Ich schnaubte: „Du weißt vermutlich, was ich darüber denke."
Er legte den Kopf schief: „Du liebst ihn. Mich verabscheust du dagegen" Er blickte mir tief in die Augen und ich musste schwer schlucken. Ich konnte nicht anders, als bei diesem Anblick die Wahrheit zu sagen: „Nein."
Plötzlich trat ein kleines Glitzern in seine Augen: „Ich hab dir etwas zu beichten, Naira. Wenn du mir schon nicht folgen willst, dann lass mich dir wenigstens diese eine Sache sagen. Danach kannst du gehen." Er wirkte flehend und mein Herz schmerzte bei diesem Anblick. Warum fühlte ich so, obwohl ich ihn gar nicht leiden konnte?
„Na gut."
Er kam dichter zu mir: „Dafür musst du mich zu dir lassen. Wer weiß, wer das sonst alles hören wird."

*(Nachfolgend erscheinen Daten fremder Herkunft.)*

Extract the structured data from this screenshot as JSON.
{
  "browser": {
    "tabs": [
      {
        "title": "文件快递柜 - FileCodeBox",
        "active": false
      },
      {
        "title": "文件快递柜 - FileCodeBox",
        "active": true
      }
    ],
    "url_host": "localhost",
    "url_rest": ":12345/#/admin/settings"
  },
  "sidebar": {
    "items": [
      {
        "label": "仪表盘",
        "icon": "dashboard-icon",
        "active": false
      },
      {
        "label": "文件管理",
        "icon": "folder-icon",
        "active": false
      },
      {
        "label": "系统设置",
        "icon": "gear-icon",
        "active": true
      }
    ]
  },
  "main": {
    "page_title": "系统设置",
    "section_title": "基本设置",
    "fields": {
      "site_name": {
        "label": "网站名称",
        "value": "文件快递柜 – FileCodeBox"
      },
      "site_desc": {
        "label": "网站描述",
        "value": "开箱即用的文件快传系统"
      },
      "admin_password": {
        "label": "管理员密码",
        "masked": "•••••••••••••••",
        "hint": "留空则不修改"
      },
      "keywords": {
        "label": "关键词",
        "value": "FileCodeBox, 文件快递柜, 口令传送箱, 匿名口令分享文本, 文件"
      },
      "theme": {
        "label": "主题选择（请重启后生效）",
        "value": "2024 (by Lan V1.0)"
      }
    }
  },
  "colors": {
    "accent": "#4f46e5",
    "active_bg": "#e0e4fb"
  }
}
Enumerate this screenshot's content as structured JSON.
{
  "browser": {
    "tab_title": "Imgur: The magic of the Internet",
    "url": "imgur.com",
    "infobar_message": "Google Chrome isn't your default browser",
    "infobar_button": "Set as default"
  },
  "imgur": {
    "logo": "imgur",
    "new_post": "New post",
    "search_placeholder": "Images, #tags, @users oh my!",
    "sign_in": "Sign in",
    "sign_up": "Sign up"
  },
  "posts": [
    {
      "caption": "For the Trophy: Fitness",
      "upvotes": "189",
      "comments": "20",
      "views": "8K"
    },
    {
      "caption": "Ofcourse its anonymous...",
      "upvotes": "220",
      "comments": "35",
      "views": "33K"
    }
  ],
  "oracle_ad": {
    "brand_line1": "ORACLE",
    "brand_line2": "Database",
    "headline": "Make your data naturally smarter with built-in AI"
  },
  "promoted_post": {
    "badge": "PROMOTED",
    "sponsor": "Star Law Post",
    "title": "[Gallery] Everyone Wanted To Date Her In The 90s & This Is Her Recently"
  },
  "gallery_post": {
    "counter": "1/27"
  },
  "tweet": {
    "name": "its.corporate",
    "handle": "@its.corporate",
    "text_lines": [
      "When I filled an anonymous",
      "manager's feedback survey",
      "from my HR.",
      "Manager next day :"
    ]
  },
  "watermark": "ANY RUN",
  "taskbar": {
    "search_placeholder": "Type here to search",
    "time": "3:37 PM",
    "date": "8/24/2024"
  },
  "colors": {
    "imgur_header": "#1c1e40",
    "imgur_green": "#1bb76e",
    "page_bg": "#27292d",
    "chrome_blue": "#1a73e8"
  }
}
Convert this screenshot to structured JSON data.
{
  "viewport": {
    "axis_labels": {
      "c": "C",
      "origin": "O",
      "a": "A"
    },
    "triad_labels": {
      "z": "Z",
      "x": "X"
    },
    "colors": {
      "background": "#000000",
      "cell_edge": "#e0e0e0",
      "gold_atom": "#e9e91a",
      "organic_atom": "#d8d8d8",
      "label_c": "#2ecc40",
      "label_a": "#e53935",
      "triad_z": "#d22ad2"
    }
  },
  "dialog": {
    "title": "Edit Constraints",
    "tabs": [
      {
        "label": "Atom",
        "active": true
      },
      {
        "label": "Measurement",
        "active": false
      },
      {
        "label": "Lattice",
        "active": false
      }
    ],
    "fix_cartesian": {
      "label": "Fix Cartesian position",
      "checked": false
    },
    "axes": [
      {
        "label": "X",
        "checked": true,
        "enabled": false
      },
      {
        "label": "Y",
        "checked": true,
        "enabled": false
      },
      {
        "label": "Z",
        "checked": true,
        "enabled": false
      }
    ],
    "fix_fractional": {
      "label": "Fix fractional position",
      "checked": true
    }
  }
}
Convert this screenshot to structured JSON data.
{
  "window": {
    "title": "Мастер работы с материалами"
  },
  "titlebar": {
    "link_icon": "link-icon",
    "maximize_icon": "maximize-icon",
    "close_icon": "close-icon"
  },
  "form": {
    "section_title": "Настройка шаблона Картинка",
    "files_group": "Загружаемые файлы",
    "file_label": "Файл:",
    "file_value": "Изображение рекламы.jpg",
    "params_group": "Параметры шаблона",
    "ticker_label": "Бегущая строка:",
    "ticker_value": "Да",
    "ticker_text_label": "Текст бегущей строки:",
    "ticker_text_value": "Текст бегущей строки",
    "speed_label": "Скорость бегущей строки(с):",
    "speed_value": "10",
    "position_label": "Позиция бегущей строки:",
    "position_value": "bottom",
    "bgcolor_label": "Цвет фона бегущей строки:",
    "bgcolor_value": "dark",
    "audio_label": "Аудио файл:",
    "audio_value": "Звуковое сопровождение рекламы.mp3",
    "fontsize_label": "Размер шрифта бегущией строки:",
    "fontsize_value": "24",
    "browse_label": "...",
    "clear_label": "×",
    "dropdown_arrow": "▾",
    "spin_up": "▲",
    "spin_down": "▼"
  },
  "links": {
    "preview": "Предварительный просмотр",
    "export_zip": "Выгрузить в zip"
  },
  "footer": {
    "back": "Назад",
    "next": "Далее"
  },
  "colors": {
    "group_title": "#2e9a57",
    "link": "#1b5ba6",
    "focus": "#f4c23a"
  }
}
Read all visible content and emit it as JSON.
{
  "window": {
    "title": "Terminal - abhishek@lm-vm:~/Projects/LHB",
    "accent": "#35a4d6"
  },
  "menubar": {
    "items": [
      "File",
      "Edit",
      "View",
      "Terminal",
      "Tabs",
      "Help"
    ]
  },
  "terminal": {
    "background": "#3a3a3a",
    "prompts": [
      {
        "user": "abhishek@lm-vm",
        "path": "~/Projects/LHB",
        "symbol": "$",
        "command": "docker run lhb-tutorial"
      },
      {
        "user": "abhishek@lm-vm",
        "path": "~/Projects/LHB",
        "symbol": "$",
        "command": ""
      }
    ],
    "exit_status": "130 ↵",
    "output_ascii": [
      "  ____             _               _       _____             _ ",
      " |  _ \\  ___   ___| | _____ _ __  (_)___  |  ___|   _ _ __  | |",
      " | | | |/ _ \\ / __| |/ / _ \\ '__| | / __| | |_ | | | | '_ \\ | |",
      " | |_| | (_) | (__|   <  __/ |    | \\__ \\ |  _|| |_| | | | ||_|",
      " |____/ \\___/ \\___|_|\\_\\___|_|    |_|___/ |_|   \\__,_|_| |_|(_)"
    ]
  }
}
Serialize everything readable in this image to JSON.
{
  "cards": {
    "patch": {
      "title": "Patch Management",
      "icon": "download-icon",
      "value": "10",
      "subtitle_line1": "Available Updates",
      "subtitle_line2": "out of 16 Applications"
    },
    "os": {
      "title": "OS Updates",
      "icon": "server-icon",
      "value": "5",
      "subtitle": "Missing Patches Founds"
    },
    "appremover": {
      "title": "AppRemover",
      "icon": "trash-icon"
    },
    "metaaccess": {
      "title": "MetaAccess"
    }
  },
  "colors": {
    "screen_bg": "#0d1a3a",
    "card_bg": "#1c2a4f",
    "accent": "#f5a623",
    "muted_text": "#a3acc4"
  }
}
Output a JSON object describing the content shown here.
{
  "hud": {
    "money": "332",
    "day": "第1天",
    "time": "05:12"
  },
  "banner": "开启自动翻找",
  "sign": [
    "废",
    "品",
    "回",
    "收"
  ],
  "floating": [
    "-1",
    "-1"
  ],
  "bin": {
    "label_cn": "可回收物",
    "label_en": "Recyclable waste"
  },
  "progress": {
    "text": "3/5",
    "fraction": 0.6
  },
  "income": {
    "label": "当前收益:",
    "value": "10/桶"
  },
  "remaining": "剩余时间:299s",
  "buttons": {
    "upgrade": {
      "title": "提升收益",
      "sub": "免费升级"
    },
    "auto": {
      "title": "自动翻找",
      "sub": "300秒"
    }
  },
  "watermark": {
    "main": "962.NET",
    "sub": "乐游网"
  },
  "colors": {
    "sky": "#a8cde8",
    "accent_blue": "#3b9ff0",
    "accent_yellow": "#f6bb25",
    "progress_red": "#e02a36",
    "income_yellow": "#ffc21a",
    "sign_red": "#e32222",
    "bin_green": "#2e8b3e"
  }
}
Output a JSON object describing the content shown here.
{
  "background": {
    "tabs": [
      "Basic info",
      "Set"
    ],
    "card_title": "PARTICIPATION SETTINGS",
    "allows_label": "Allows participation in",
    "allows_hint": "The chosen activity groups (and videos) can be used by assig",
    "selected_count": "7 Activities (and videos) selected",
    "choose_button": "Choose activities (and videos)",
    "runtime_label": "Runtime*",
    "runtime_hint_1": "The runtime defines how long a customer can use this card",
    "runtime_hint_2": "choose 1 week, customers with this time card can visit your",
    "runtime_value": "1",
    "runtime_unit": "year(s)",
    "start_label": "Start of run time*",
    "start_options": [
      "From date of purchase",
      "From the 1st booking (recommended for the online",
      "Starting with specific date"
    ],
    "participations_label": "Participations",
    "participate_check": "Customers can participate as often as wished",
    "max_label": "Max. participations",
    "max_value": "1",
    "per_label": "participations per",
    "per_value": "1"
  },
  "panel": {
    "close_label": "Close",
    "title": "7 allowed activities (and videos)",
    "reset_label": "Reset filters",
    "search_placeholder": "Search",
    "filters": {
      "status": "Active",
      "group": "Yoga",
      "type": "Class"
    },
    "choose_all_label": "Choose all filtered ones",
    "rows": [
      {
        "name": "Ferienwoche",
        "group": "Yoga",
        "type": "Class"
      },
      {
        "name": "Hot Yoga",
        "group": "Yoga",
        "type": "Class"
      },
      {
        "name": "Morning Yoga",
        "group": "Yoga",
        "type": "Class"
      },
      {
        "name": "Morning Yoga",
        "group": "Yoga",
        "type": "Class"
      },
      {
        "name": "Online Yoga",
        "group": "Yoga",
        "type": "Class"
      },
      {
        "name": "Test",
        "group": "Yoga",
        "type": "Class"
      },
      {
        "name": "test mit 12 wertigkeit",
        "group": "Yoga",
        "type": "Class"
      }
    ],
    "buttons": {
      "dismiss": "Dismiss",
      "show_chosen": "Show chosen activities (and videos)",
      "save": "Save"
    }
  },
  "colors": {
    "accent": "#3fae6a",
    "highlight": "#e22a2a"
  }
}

Ich schluckte: „Ich vertraue dir jetzt. Missbrauche dieses Vertrauen nicht!" Er blickte mich dankbar an und ich blieb still stehen. Kurz vor mir stoppte er dann und blickte mir tief in die Augen: „Du fühlst diese Verbundenheit zu mir. Du fühlst das Kribbeln, wenn ich dich berühre. Du hörst meine Stimme in deinem Kopf, obwohl ich gar nicht bei dir bin und doch spreche ich zu dir.
Wir hatten dich damals retten können, weil ich dich ebenso in meinem Kopf hatte schreien hören. Es herrscht eine Verbindung zwischen uns, welche dir bei dem Vorfall mit den Orks die Energie geraubt hatte. Dein Körper kann damit noch nicht umgehen." Er stoppte kurz und sah mich vorsichtig an.
„Was heißt das?" Fragte ich heiser. Er senkte plötzlich seinen Mund zu meinem Ohr: „Ich bin dein Seelengefährte, liebste Naira."